Build ETL Pipelines with DLA Serverless Nodes - DataWorks

Use Data Lake Analytics (DLA) nodes in DataWorks to run SQL tasks against DLA and incorporate them into scheduled extract, transform, and load (ETL) data processing flows.

Background information

Data Lake Analytics nodes are used to run tasks in Data Lake Analytics, an Alibaba Cloud product. For more information, see What is Data Lake Analytics?.

Data Lake Analytics nodes can run tasks on Serverless resource groups (recommended) or previous-generation exclusive resource groups for scheduling.

Prerequisites

Before you begin, make sure you have:

A DataWorks workspace with Data Development access
A DLA data source configured in DataWorks. If you don't have one, see Configure a Data Lake Analytics (DLA) data source
A Serverless resource group that has passed the connectivity test with your DLA network. To purchase and set up one, see Use Serverless resource groups

Supported regions

China (Hangzhou), China (Shanghai), China (Beijing), China (Shenzhen), China (Hong Kong), Japan (Tokyo), Singapore, Germany (Frankfurt), UK (London), US (Silicon Valley), and US (Virginia).

Create and configure a DLA node

Step 1: Create the node

Go to the Data Studio page. Log on to the DataWorks console. In the top navigation bar, select the target region. In the left-side navigation pane, choose Data Development and O&M > Data Development. Select the target workspace from the drop-down list and click Go to Data Development.
Hover over the icon and choose New Node > Custom > Data Lake Analytics. Alternatively, open the target business flow, right-click Custom, and choose New Node > Data Lake Analytics.

In the Create Node dialog box, configure the following parameters and click Confirm.

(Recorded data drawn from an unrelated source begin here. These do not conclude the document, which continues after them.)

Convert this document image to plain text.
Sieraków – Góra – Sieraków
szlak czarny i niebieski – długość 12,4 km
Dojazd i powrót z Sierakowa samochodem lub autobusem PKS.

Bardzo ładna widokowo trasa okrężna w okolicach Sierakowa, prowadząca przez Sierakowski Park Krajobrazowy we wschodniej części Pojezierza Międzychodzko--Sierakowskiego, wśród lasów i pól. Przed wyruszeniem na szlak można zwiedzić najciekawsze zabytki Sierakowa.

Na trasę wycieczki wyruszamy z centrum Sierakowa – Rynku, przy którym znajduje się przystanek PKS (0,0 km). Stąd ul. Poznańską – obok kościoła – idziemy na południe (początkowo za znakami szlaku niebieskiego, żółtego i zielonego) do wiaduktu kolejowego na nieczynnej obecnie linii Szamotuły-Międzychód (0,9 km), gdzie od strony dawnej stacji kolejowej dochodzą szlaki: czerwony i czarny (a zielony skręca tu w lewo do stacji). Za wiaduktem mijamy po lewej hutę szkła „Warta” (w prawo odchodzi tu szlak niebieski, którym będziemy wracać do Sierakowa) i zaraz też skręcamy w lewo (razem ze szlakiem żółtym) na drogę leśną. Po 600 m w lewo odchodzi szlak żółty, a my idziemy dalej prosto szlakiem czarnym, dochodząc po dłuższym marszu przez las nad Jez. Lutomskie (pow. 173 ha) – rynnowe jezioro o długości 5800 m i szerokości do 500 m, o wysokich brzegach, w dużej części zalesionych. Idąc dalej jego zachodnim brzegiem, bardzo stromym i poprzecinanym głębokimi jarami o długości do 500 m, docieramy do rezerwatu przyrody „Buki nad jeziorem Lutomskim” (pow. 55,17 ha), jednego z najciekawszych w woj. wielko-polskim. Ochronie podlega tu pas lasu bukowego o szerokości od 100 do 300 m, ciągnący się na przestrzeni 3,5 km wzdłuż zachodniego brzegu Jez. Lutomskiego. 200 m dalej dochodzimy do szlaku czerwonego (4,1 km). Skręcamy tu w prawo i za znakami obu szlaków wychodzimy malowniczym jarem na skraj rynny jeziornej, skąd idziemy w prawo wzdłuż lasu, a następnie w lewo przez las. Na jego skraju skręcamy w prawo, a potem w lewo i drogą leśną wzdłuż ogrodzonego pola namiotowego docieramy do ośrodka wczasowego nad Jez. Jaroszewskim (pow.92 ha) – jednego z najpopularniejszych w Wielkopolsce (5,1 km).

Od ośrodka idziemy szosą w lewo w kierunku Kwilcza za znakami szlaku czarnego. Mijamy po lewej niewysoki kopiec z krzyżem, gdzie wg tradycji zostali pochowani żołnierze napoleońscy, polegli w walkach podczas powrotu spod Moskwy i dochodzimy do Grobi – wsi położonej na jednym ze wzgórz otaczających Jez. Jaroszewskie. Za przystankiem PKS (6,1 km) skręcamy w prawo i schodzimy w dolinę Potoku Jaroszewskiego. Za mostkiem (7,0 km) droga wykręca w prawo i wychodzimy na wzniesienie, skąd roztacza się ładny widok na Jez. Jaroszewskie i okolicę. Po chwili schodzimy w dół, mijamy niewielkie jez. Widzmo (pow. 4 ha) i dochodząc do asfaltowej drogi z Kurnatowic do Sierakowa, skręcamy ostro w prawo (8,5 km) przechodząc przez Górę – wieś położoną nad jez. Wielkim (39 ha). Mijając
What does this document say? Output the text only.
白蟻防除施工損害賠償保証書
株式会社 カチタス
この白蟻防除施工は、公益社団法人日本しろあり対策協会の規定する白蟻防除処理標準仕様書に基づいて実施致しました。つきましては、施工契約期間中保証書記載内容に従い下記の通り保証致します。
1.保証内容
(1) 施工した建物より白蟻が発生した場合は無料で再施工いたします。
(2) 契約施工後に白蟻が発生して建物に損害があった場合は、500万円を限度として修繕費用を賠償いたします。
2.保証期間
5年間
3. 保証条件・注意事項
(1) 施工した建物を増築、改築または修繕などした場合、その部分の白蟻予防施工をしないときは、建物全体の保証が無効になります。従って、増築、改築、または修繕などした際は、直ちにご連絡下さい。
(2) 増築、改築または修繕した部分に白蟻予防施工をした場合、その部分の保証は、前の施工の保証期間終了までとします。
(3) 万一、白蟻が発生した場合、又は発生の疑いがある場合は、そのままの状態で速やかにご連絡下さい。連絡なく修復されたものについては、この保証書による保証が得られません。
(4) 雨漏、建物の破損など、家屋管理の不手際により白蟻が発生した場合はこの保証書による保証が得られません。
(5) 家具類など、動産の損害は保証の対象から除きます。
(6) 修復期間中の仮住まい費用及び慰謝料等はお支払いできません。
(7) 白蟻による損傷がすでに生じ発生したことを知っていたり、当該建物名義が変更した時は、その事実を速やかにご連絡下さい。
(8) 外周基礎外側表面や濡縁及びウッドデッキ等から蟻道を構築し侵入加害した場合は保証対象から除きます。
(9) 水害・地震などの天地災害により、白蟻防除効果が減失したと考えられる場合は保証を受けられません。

Parameter	Required	Description
Name	Yes	The node name. Must be 1–128 characters and can contain letters, digits, underscores (`_`), and periods (`.`).
Path	Yes	The path where the node is saved in the directory tree.

Step 2: Edit the node

Select a data source from the drop-down list. If the data source you need isn't listed, click New Data Source to create one on the Data Source Management page. For details, see Configure a Data Lake Analytics (DLA) data source.
Write your SQL statements using DLA syntax. Both DML and DDL statements are supported.
Click the icon in the toolbar to save your changes.
Click the icon in the toolbar to run the SQL statement. To test against a specific resource group, click the icon instead and select the target Serverless resource group. If your data source is in a VPC, you must select a Serverless resource group that has passed the connectivity test.

Step 3: Configure scheduling

Click Schedule on the right side of the node editing area to configure scheduling properties. When setting the resource group, select a Serverless resource group that is connected to the DLA network. This resource group handles all recurring scheduled executions.

For all available scheduling options, see Configure basic properties.

Step 4: Commit and publish the node

Before committing, set the Rerun property and configure the ancestor node dependency.

Click the icon in the toolbar to save the node.
Click the icon in the toolbar.
In the Commit New Version dialog box, enter a Change description and click Confirm.
If your workspace is in standard mode, click Publish in the upper-right corner after the commit completes. For details, see Publish tasks.

What's next

After the node is committed and published, monitor and manage it from the O&M center. For details, see Perform basic O&M operations on auto triggered nodes.